Ed; my toning class played around with some split toning but the results where unpleasant. I don't know if it was something we did or just a personal reaction. Where can i get that article? as a P.S. I really enjoy your web page

-- Ann Clancy (, September 06, 2001.

I sometimes will selenium tone a print before I sepia tone it in order to control the sepia effect. I wandered upon this by accident (sepia toning a print I thought had not been selenium toned), and I now use this process with some regularity. It controls the brown- cast of the sepia, especially in the shadows. Highlights show a more sepia effect. The more control I want, the stronger I mix the selenium solution.

Obviously, this will not work with warm tone papers since selenium already gives them a sepia-like effect (and I never have liked the look of sepia on warm tone paper -- kind of a putrid yellow).

I have not used blue toner much, but look forward to seeing the cite for the article you mentioned.

I too really enjoy this bulletin board, though lately some comments have been rather snappy. People shouldn't be discouraged to ask questions for fear that others will think they are stupid. Nasty posts aren't very friendly or constructive.

-- Jim Rock (, September 06, 2001.

I used blue toner on a couple of photos some years ago and was horrified to seem them discolor in about three years. Is that normal?

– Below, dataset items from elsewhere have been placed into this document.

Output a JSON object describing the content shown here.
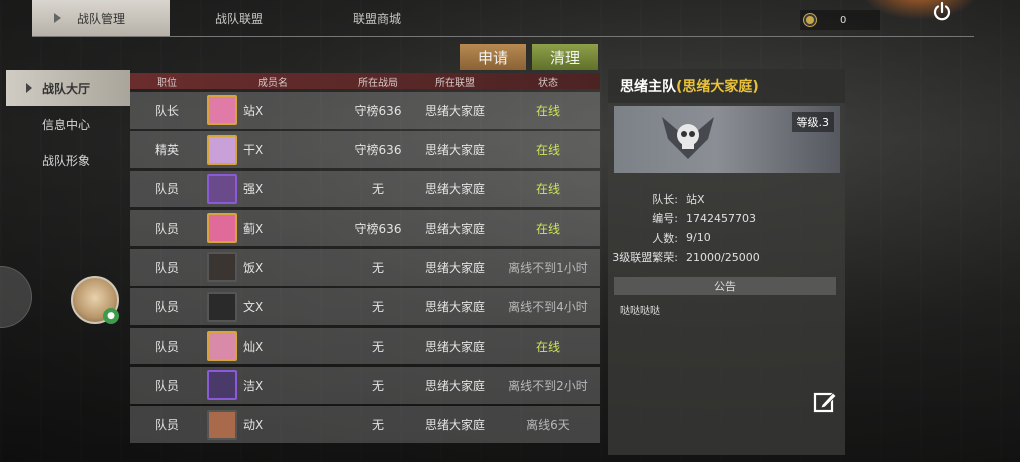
{
  "top_tabs": [
    {
      "label": "战队管理",
      "active": true
    },
    {
      "label": "战队联盟",
      "active": false
    },
    {
      "label": "联盟商城",
      "active": false
    }
  ],
  "currency": {
    "icon": "coin-icon",
    "value": "0"
  },
  "actions": {
    "apply_label": "申请",
    "clean_label": "清理"
  },
  "sidebar": {
    "items": [
      {
        "label": "战队大厅",
        "active": true
      },
      {
        "label": "信息中心",
        "active": false
      },
      {
        "label": "战队形象",
        "active": false
      }
    ]
  },
  "table": {
    "headers": [
      "职位",
      "成员名",
      "所在战局",
      "所在联盟",
      "状态"
    ],
    "rows": [
      {
        "role": "队长",
        "name": "站X",
        "match": "守榜636",
        "alliance": "思绪大家庭",
        "status": "在线",
        "online": true
      },
      {
        "role": "精英",
        "name": "干X",
        "match": "守榜636",
        "alliance": "思绪大家庭",
        "status": "在线",
        "online": true
      },
      {
        "role": "队员",
        "name": "强X",
        "match": "无",
        "alliance": "思绪大家庭",
        "status": "在线",
        "online": true
      },
      {
        "role": "队员",
        "name": "蓟X",
        "match": "守榜636",
        "alliance": "思绪大家庭",
        "status": "在线",
        "online": true
      },
      {
        "role": "队员",
        "name": "饭X",
        "match": "无",
        "alliance": "思绪大家庭",
        "status": "离线不到1小时",
        "online": false
      },
      {
        "role": "队员",
        "name": "文X",
        "match": "无",
        "alliance": "思绪大家庭",
        "status": "离线不到4小时",
        "online": false
      },
      {
        "role": "队员",
        "name": "灿X",
        "match": "无",
        "alliance": "思绪大家庭",
        "status": "在线",
        "online": true
      },
      {
        "role": "队员",
        "name": "洁X",
        "match": "无",
        "alliance": "思绪大家庭",
        "status": "离线不到2小时",
        "online": false
      },
      {
        "role": "队员",
        "name": "动X",
        "match": "无",
        "alliance": "思绪大家庭",
        "status": "离线6天",
        "online": false
      }
    ]
  },
  "team": {
    "title_main": "思绪主队",
    "title_alliance": "(思绪大家庭)",
    "level": "等级.3",
    "info": [
      {
        "key": "队长:",
        "value": "站X"
      },
      {
        "key": "编号:",
        "value": "1742457703"
      },
      {
        "key": "人数:",
        "value": "9/10"
      },
      {
        "key": "3级联盟繁荣:",
        "value": "21000/25000"
      }
    ],
    "notice_label": "公告",
    "notice_text": "哒哒哒哒"
  },
  "colors": {
    "online": "#cfe35a",
    "offline": "#b8b8b8",
    "highlight": "#e9c23a"
  }
}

-- Richard C. Trochlil (, September 08, 2001.

In response to the question about iron blue toned prints discoloring. What happens is that the silver in the print gets bleached to a halide which must be removed in a very mild hypo solution. Liam Lawless recommends a 2% hypo solution for this purpose. If the silver halide is not removed it will eventually discolor.

I tried Lawless' method of double toning with sepia toner. You first tone lightly in blue toner (so only the high values are toned), then bleach in sepia bleach and tone in sepia toner. After washing you tone again in blue toner. This can cause the entire print to discolor, but the brown in the shadows is restored by soaking the print in a very mild alkalai solution (about .1 gram of sodium carbonate in a liter of water). I got it to work, but my technique needs some perfecting.

-- Ed Buffaloe (, September 09, 2001.